Last year I saw Ali, the Goat and Ibrahim,  a film to which Amer contributed the manuscript. This film was very enjoyable and really had different layers. It is therefore hard to undersyand, why Kiss Me Not is so mediocre.
4/10





Monday, July 30, 2018

Armin (2007, Ognjen Sviličić)

I am orphaning my blog again Laziness rules again. I want to remember myself about everything I saw, but too often the empty white space seems to frighten me.
In the fall I will be visiting Croatia. Some say it is a lovely country, but I know next to nothing about it. I am trying to get acquainted with the basics of the language and I try to see which films are easily available. Hear people from former Yugoslavia: There may not be many people outside your own community, but please provide subtitles when you put your culture on DVD.
Armin runs only 82 minutes. It seems as if mr. Sviličić ran too early out of ideas. The story has potential, but the focus here is on the father and son relationship.
Ibro lives with his son Armin in a village in Bosnia. Armin is invited to an audition in Croatia. The way to Croatia is long and difficult and the audition does not go very well. Ibro seems to see this as an opportunity to open the doors to the west. His son is more reluctant.
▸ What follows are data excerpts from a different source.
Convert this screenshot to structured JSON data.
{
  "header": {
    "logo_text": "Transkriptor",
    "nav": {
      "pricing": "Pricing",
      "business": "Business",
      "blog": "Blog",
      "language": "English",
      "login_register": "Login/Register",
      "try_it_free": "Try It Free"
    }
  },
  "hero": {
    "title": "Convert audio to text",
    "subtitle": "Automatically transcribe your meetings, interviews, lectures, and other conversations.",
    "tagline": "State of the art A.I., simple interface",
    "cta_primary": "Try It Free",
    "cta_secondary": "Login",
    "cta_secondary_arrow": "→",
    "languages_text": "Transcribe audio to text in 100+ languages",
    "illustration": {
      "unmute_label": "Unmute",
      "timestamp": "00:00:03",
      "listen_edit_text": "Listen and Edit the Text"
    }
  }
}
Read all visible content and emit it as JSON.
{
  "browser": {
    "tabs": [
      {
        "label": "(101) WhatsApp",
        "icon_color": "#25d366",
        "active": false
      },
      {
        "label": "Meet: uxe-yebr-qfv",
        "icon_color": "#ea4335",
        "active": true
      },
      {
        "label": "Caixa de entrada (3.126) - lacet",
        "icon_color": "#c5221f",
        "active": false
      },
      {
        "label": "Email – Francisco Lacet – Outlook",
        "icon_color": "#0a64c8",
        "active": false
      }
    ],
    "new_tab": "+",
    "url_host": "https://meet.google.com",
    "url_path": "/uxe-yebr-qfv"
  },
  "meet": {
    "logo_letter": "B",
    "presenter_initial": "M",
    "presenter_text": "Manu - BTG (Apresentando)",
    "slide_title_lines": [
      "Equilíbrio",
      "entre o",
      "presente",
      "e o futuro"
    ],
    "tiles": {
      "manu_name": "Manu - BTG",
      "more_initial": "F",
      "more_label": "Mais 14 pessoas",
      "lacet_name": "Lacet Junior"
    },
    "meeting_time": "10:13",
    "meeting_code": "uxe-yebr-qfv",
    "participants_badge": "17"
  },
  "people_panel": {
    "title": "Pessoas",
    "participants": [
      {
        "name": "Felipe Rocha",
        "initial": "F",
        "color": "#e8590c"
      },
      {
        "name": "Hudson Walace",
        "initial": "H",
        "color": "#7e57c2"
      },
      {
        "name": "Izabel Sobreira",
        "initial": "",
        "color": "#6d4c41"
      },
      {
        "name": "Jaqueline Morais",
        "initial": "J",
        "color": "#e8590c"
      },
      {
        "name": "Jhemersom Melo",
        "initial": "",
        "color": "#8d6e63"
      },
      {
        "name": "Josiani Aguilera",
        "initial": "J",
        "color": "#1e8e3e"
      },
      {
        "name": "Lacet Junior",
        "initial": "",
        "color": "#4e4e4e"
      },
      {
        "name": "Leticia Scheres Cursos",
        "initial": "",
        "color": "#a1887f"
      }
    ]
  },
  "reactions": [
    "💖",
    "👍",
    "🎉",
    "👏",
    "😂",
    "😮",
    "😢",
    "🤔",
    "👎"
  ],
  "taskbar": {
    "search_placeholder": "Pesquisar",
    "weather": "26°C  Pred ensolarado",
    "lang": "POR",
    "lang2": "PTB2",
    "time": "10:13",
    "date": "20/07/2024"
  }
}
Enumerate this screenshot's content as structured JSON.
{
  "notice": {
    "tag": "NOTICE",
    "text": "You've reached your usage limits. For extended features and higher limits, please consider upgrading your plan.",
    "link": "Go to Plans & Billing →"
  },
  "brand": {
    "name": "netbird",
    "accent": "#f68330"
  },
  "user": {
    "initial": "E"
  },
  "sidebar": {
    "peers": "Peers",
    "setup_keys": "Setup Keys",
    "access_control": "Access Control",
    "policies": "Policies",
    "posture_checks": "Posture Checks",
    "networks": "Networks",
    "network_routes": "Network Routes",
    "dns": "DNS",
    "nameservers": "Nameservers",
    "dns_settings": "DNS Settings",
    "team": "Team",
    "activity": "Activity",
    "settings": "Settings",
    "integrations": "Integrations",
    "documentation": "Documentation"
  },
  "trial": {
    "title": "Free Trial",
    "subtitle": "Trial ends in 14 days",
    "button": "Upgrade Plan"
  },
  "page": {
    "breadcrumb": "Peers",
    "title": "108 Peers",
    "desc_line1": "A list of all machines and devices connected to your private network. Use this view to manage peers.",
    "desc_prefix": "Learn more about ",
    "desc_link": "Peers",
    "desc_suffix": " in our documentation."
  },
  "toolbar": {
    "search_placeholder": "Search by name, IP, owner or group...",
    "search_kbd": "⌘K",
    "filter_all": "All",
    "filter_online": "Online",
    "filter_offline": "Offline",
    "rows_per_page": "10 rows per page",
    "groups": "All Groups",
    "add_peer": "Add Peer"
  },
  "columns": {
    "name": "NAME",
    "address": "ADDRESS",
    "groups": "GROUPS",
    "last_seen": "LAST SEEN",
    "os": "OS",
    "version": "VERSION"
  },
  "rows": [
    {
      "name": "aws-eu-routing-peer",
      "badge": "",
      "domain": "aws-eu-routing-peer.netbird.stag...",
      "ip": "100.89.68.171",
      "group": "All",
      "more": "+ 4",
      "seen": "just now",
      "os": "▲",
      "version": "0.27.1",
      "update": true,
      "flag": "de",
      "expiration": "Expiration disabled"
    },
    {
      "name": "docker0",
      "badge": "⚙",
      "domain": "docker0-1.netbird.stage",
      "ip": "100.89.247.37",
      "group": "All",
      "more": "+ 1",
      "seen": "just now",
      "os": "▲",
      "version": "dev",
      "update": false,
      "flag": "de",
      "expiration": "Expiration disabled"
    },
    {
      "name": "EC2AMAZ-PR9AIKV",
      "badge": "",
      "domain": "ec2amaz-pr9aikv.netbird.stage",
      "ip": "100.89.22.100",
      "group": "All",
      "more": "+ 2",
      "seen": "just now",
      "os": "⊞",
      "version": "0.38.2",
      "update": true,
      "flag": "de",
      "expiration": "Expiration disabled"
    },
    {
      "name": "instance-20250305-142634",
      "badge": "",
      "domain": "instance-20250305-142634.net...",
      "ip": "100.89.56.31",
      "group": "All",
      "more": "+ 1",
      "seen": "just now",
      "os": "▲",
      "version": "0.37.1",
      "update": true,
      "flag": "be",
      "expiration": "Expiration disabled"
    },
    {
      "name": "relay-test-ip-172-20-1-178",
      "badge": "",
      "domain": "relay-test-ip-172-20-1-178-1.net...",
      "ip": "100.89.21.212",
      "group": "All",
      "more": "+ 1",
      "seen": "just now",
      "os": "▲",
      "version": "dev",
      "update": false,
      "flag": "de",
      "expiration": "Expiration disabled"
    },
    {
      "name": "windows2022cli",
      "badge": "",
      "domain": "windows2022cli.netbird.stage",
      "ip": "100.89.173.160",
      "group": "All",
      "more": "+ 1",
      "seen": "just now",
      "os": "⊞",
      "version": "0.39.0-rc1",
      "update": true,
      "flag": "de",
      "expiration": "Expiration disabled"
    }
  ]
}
Ibro has relatives in Zagreb (how did they get there, why don't they relate to each other more often?) In the end the film team wants to "buy" Armin's story, but Ibro refuses. Theyare not selling out their private lives.
Although there is a lot of interesting in this film, it does not tell the things I really would like to know. Probaly we are supposed to laugh about Ibro's clumsy efforts to manage his son's career. But maybe the local viewers have the cultural the cultural competence to decode what I would like to know. Therefore only 5/10.